Shuli Rand, an actor whose life could be the subject of another movie – born Orthodox, he became a secular actor, then embraced ultra-Orthodoxy and now appears only in rare films that are in line with his values – commands the screen as Yaakov Cohen, a Jerusalem widower who runs a print shop. Cohen, who narrates the movie, explains how he founded Shas (usually known in English as Sephardi Torah Guardians) to represent the interests of religious Mizrahi Jews (Sephardim), out of frustration with Ashkenazi religious control over public life.
The movie opens with what, for Cohen, is the last straw: his daughter is kicked out of the religious high school where she studies. A parade of officious Ashkenazi women tell him it’s just because she didn’t fit in. Rand and the script make clear that this is just the most recent injustice in a lifetime of similar slights, and he decides to form a political party to run for the 1983 municipal election. He finds allies in his rabbi (an actor, ironically, named Yaacov Cohen, who was so good in last year’s Scaffolding) and an oddball sidekick, Yigal, played with great comic timing by Yoav Levi.
These three can barely agree on any kind of plan but are united by their frustration with the status quo. Those around them conspire to quench the fire of their passion for politics. Some smooth operators on the Mizrahi side, who have been making the system work for them and their families, discourage them. Others tell them they must make peace with the Ashkenazi establishment, which leads to a priceless comic scene where they meet a doddering rabbi who can barely utter a word, but whose every expression and gesture is interpreted with absolute clarity by his handler.
Ultimately, Cohen decides that the Mizrahim need their own party, in spite of all the advice and some very real threats. Of course, we all know how it turned out, and that Shas went on from its success in Jerusalem to become a major national party, seemingly overnight. But this isn’t really the story of Shas, rather of a man who dreamed of justice but whose efforts were hijacked by his colleagues, who turned Shas into just another corrupt political party.
Rand’s performance is filled with outrage and energy, and these two qualities infuse the entire movie. There are well-edited montages and music that put Cohen’s activities in the context of the time. The culture clashes between the Mizrahim and the Ashkenazim mirror the conflict between religious and secular culture in 1980s Jerusalem, exemplified by an extremely funny scene that involves the Bee Gees’ “How Deep Is Your Love.”

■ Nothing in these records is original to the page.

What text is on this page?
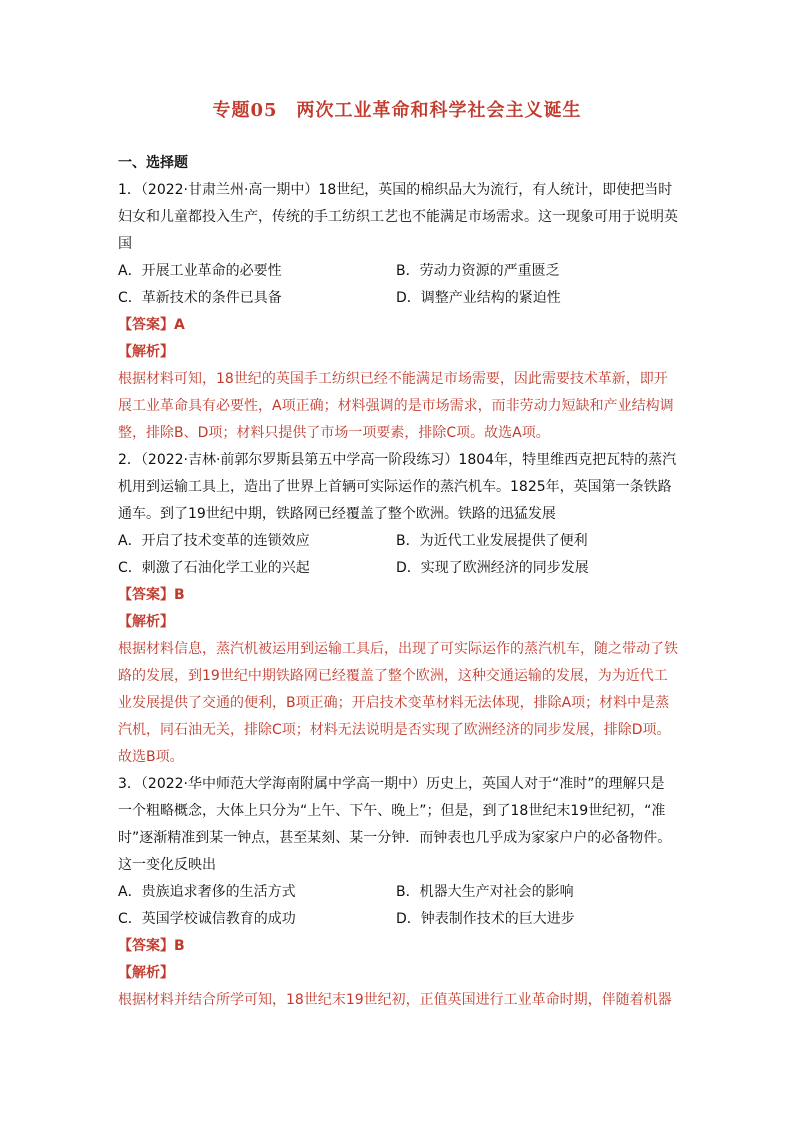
专题05　两次工业革命和科学社会主义诞生
一、选择题

1．（2022·甘肃兰州·高一期中）18世纪，英国的棉织品大为流行，有人统计，即使把当时妇女和儿童都投入生产，传统的手工纺织工艺也不能满足市场需求。这一现象可用于说明英国

A．开展工业革命的必要性	B．劳动力资源的严重匮乏
C．革新技术的条件已具备	D．调整产业结构的紧迫性
【答案】A
【解析】

根据材料可知，18世纪的英国手工纺织已经不能满足市场需要，因此需要技术革新，即开展工业革命具有必要性，A项正确；材料强调的是市场需求，而非劳动力短缺和产业结构调整，排除B、D项；材料只提供了市场一项要素，排除C项。故选A项。

2．（2022·吉林·前郭尔罗斯县第五中学高一阶段练习）1804年，特里维西克把瓦特的蒸汽机用到运输工具上，造出了世界上首辆可实际运作的蒸汽机车。1825年，英国第一条铁路通车。到了19世纪中期，铁路网已经覆盖了整个欧洲。铁路的迅猛发展

A．开启了技术变革的连锁效应	B．为近代工业发展提供了便利
C．刺激了石油化学工业的兴起	D．实现了欧洲经济的同步发展
【答案】B
【解析】

根据材料信息，蒸汽机被运用到运输工具后，出现了可实际运作的蒸汽机车，随之带动了铁路的发展，到19世纪中期铁路网已经覆盖了整个欧洲，这种交通运输的发展，为为近代工业发展提供了交通的便利，B项正确；开启技术变革材料无法体现，排除A项；材料中是蒸汽机，同石油无关，排除C项；材料无法说明是否实现了欧洲经济的同步发展，排除D项。故选B项。

3．（2022·华中师范大学海南附属中学高一期中）历史上，英国人对于“准时”的理解只是一个粗略概念，大体上只分为“上午、下午、晚上”；但是，到了18世纪末19世纪初，“准时”逐渐精准到某一钟点，甚至某刻、某一分钟．而钟表也几乎成为家家户户的必备物件。这一变化反映出

A．贵族追求奢侈的生活方式	B．机器大生产对社会的影响
C．英国学校诚信教育的成功	D．钟表制作技术的巨大进步
【答案】B
【解析】

根据材料并结合所学可知，18世纪末19世纪初，正值英国进行工业革命时期，伴随着机器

Based on questions I got from Americans and Europeans attending the recently concluded Jerusalem Film Festival, where The Unorthodox was the opening-night film, it seems that some of this quintessentially Israeli story is a bit mystifying to people who have no idea what the Shas Party stands for (foreign audiences won’t understand the importance of the late Ovadia Yosef, Shas’s spiritual leader, for example), or haven’t heard of its history of corruption scandals. But even viewers who didn’t get the nuances were charmed by Rand’s Cohen and his rebel comrades.
Malka, who created the popular television series Shababnikim, about mischievous yeshiva students, has made an extraordinarily accomplished and ambitious debut film.